W najnowszym raporcie dla Kongresu o międzynarodowej polityce gospodarczej i kursach walutowych resort finansów skrytykował także Japonię za wkroczenie na rynek walutowy celem zahamowania aprecjacji jena oraz wezwał władze Korei, by rzadziej korzystały z takich interwencji.
Część polityków amerykańskich argumentowała że Chiny uzyskały nieuczciwie przewagę w konkurowaniu na globalnych rynkach poprzez utrzymywanie sztucznie zaniżonego kursu juana, aby zwiększać eksport. W Kongresie narastała więc presja na prezydenta Baracka Obamę, aby ukarał za to Chiny.
Administracja woli jednak postępować łagodnie i używać dyplomacji. Teraz autorzy raportu stwierdzili jak zwykle, że „co się tyczy Chin - nie zostały spełnione kryteria pozwalające nazwać ten kraj manipulatorem walutowym". Powtórzyli także standardowa formułkę, że aprecjacja juana była zbyt wolna i określili ja jako „niedostateczną".
„Resort będzie bacznie monitorować tempo aprecjacji i nalegać na zmiany w polityce, które dadzą większą elastyczność kursową, wyrównają warunki działania i zapewnia trwały zwrot ku wzrostowi napędzanemu krajowym popytem"- stwierdza raport.

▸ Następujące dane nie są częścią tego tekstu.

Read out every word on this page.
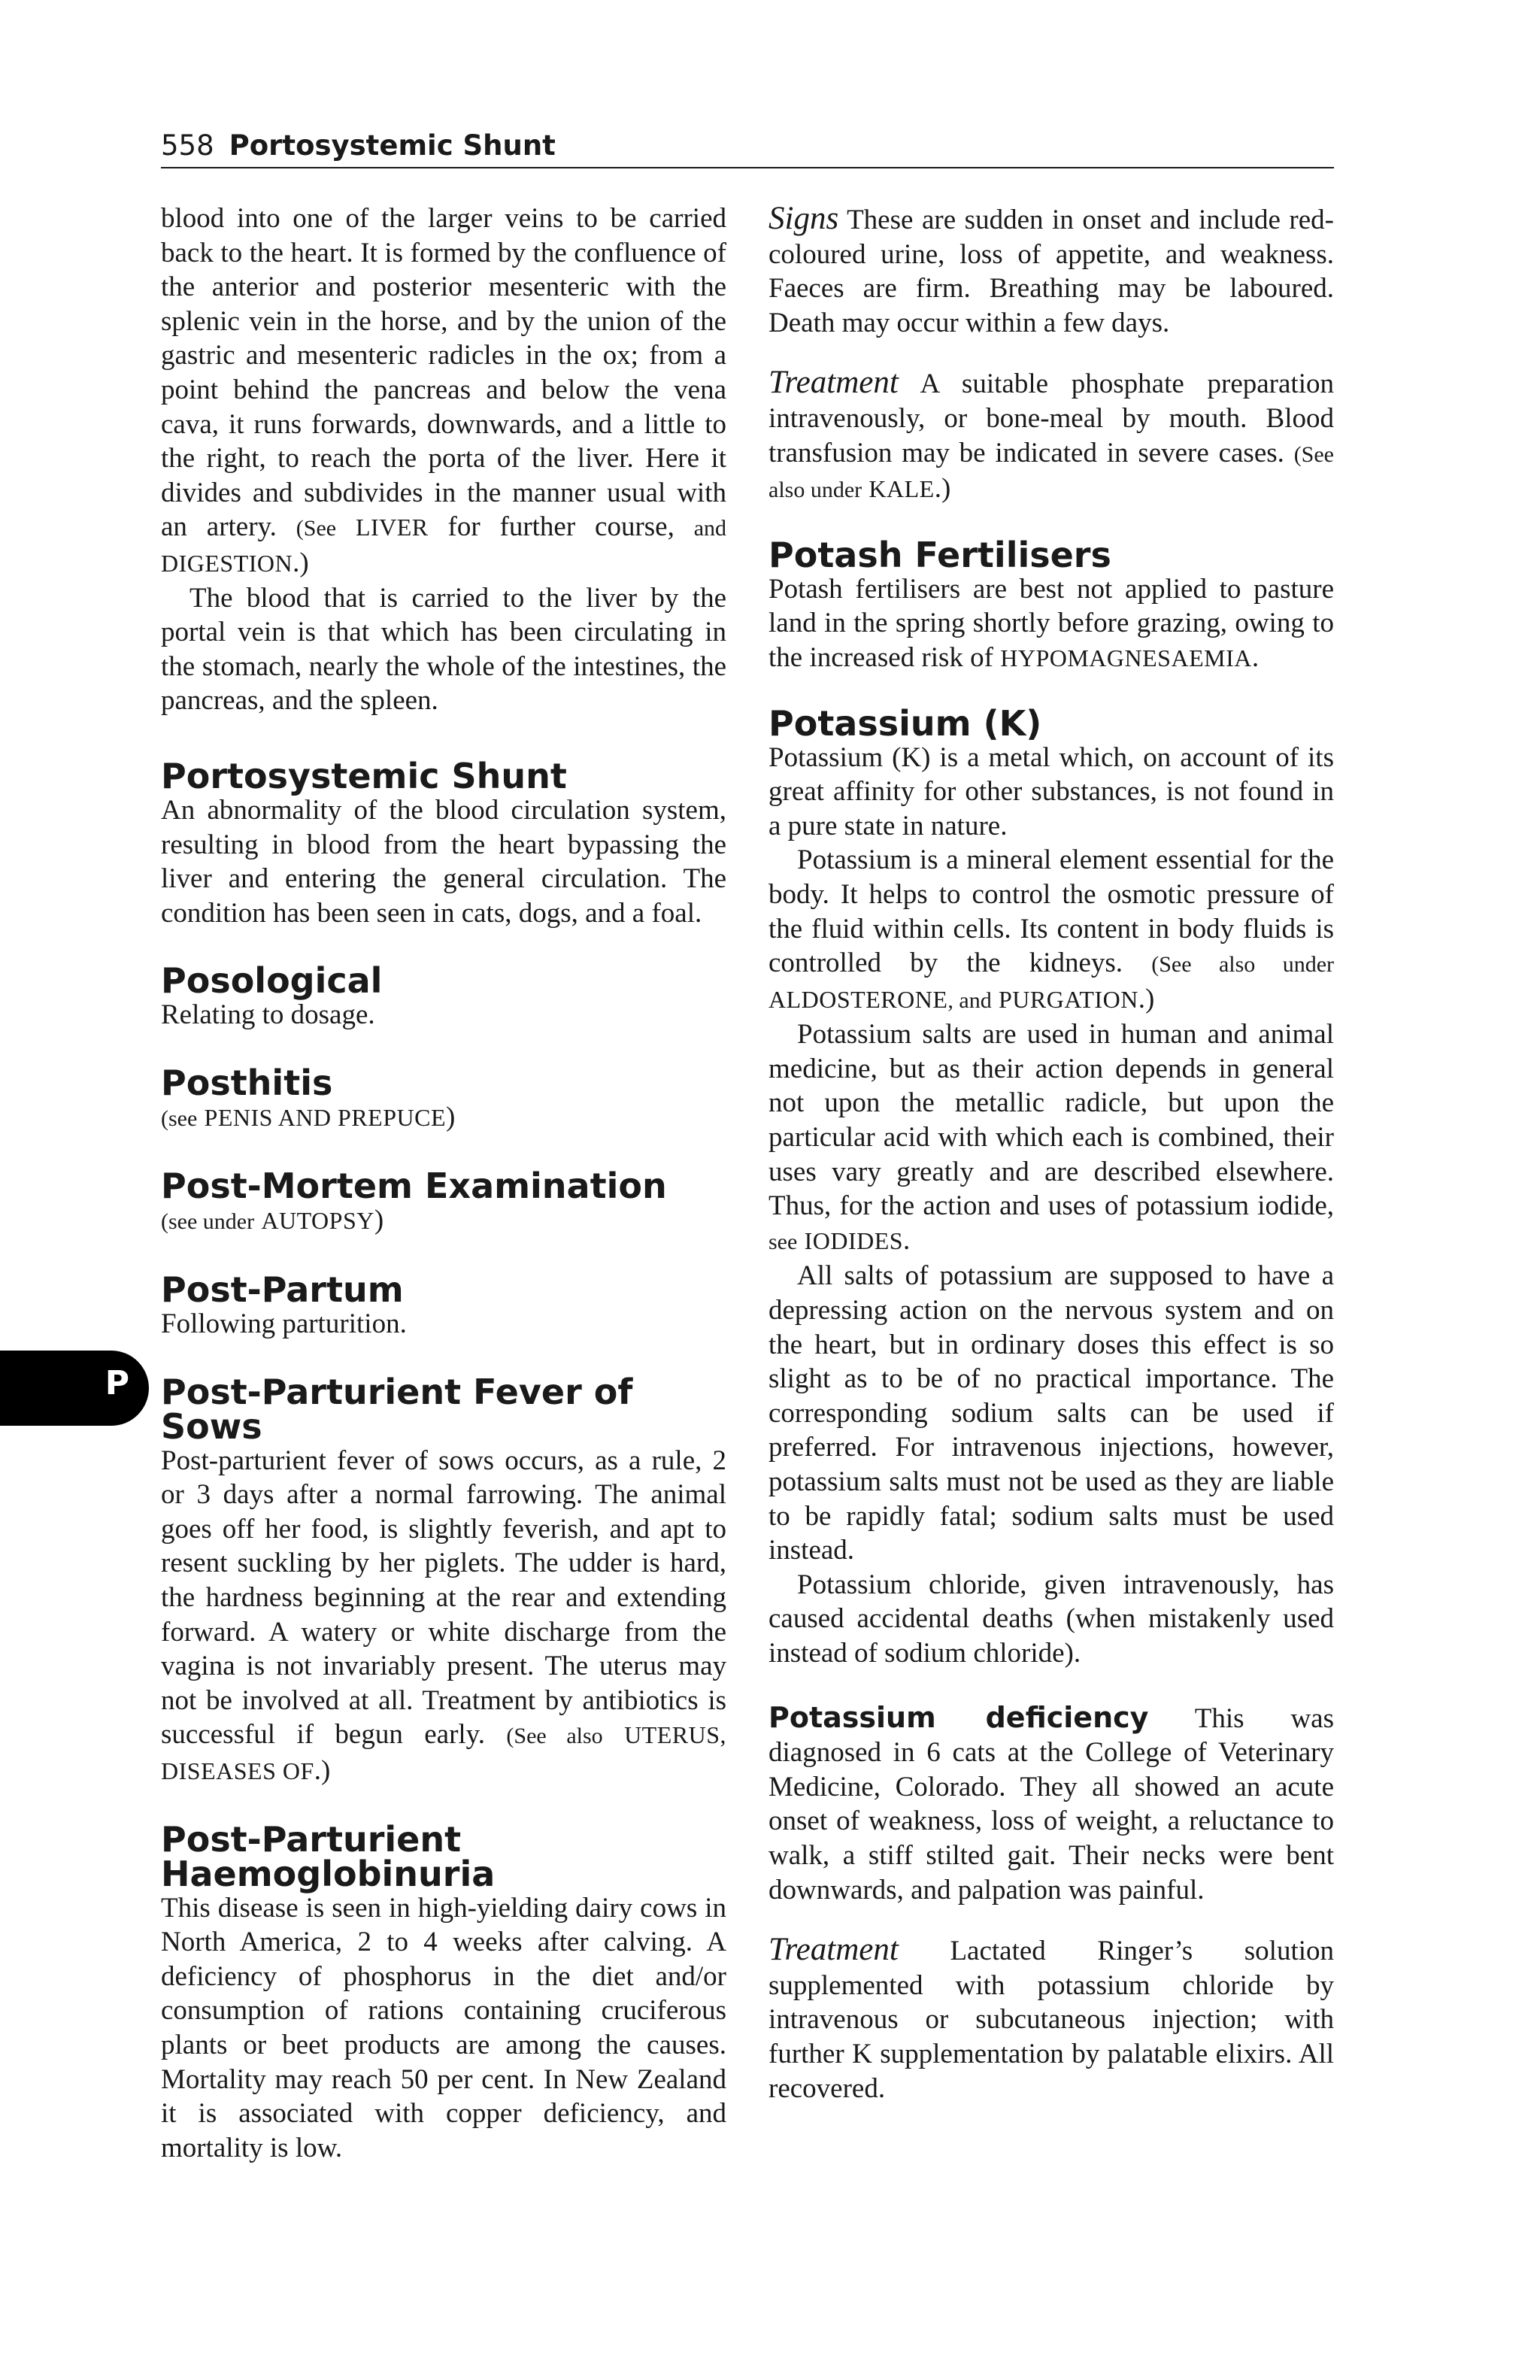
558 Portosystemic Shunt
P

blood into one of the larger veins to be carried back to the heart. It is formed by the confluence of the anterior and posterior mesenteric with the splenic vein in the horse, and by the union of the gastric and mesenteric radicles in the ox; from a point behind the pancreas and below the vena cava, it runs forwards, downwards, and a little to the right, to reach the porta of the liver. Here it divides and subdivides in the manner usual with an artery. (See LIVER for further course, and DIGESTION.)

The blood that is carried to the liver by the portal vein is that which has been circulating in the stomach, nearly the whole of the intestines, the pancreas, and the spleen.

Portosystemic Shunt

An abnormality of the blood circulation system, resulting in blood from the heart bypassing the liver and entering the general circulation. The condition has been seen in cats, dogs, and a foal.

Posological

Relating to dosage.

Posthitis

(see PENIS AND PREPUCE)

Post-Mortem Examination

(see under AUTOPSY)

Post-Partum

Following parturition.

Post-Parturient Fever of Sows

Post-parturient fever of sows occurs, as a rule, 2 or 3 days after a normal farrowing. The animal goes off her food, is slightly feverish, and apt to resent suckling by her piglets. The udder is hard, the hardness beginning at the rear and extending forward. A watery or white discharge from the vagina is not invariably present. The uterus may not be involved at all. Treatment by antibiotics is successful if begun early. (See also UTERUS, DISEASES OF.)

Post-Parturient
Haemoglobinuria

This disease is seen in high-yielding dairy cows in North America, 2 to 4 weeks after calving. A deficiency of phosphorus in the diet and/or consumption of rations containing cruciferous plants or beet products are among the causes. Mortality may reach 50 per cent. In New Zealand it is associated with copper deficiency, and mortality is low.

Signs These are sudden in onset and include red-coloured urine, loss of appetite, and weakness. Faeces are firm. Breathing may be laboured. Death may occur within a few days.

Treatment A suitable phosphate preparation intravenously, or bone-meal by mouth. Blood transfusion may be indicated in severe cases. (See also under KALE.)

Potash Fertilisers

Potash fertilisers are best not applied to pasture land in the spring shortly before grazing, owing to the increased risk of HYPOMAGNESAEMIA.

Potassium (K)

Potassium (K) is a metal which, on account of its great affinity for other substances, is not found in a pure state in nature.

Potassium is a mineral element essential for the body. It helps to control the osmotic pressure of the fluid within cells. Its content in body fluids is controlled by the kidneys. (See also under ALDOSTERONE, and PURGATION.)

Potassium salts are used in human and animal medicine, but as their action depends in general not upon the metallic radicle, but upon the particular acid with which each is combined, their uses vary greatly and are described elsewhere. Thus, for the action and uses of potassium iodide, see IODIDES.

All salts of potassium are supposed to have a depressing action on the nervous system and on the heart, but in ordinary doses this effect is so slight as to be of no practical importance. The corresponding sodium salts can be used if preferred. For intravenous injections, however, potassium salts must not be used as they are liable to be rapidly fatal; sodium salts must be used instead.

Potassium chloride, given intravenously, has caused accidental deaths (when mistakenly used instead of sodium chloride).

Potassium deficiency This was diagnosed in 6 cats at the College of Veterinary Medicine, Colorado. They all showed an acute onset of weakness, loss of weight, a reluctance to walk, a stiff stilted gait. Their necks were bent downwards, and palpation was painful.

Treatment Lactated Ringer’s solution supplemented with potassium chloride by intravenous or subcutaneous injection; with further K supplementation by palatable elixirs. All recovered.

Wartość juana zarządzanego ręcznie przez Pekin wzrosła w tym roku wobec dolara o 4 proc. oraz o 7,7 od czasu, gdy Chiny odstąpiły w lipcu 2010 r. od sztywnego kursu waluty chińskiej do amerykańskiej. Instytut Międzynarodowej Ekonomii im. Patersona ocenił niedawno, że juan jest nieoszacowany o 24 proc. wobec dolara, wcześniej w tym roku różnica ta wynosiła 28 proc. Zmianę przypisał zarówno polityce stopniowej aprecjacji jak i wyższej inflacji w Chinach.